Wir möchten unser Befremden und Entsetzen über die derzeitigen Vorgänge im Bezirksamt Neukölln Ausdruck verleihen. Hier wird seit Jahren geltendes Recht nicht anerkannt. Wenn dies durch eine simple Nachfrage aufgedeckt wird, fallen SPD und CDU über diese Person her und diffamieren sie als "unehrlich", die niemals für den Staat arbeiten sollte. Stadtrat Liecke wird sich jetzt dafür einsetzen, dass Frau Ulusoy ihre Stelle als Rechtsreferendariatin beim Berliner Kammergericht verliert, weil sie angeblich nur eine politische Kampagne gestartet hat. Die Bürgermeisterin pflichtet ihm bei.

Dabei müsste für jeden verständlich sein, dass Frau Ulusoy nun doch lieber an einer Stelle ihre Ausbildung fortsetzen möchte, wo sie von vorne herein willkommen war.
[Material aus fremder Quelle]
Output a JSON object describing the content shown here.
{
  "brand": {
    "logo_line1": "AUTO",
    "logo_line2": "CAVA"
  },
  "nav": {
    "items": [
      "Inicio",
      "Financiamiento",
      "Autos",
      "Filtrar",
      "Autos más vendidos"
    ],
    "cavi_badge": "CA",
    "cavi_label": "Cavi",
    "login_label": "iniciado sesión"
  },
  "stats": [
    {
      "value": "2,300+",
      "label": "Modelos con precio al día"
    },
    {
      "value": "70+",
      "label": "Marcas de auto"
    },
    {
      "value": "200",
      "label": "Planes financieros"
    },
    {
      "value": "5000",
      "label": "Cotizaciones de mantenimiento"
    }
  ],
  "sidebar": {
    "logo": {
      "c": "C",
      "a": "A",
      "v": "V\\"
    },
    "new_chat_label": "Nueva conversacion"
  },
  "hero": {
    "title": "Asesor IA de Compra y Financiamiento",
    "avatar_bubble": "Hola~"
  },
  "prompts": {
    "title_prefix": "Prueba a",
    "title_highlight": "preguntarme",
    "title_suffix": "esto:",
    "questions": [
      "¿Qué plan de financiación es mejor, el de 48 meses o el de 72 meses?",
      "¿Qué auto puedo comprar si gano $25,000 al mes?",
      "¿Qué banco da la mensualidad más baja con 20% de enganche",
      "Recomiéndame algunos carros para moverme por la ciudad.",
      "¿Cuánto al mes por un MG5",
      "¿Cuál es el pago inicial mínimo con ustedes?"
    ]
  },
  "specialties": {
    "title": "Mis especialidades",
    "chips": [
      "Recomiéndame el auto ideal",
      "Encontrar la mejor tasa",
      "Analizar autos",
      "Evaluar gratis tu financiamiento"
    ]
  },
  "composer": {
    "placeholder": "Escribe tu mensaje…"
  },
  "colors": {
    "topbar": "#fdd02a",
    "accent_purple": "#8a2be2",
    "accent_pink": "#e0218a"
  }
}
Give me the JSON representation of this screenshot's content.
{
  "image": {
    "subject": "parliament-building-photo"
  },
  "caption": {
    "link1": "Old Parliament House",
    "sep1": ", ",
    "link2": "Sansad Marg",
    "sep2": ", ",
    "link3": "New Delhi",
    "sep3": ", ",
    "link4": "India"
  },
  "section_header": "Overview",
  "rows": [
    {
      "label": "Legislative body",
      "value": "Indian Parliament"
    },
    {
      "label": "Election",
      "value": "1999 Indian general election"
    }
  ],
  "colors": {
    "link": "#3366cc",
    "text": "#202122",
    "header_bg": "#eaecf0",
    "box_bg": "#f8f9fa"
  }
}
Wer möchte bei einer so ressentimentbeladenen Führungsspitze schon seine Ausbildung machen? Als direkt gewählte Abgeordnete Neuköllns werden wir uns weiter mit ganzer Kraft dafür einsetzen, dass in unserem Heimatbezirk alle Anderslebende, -liebende und -denkende friedlich miteinander leben und die gleichen Chancen erhalten.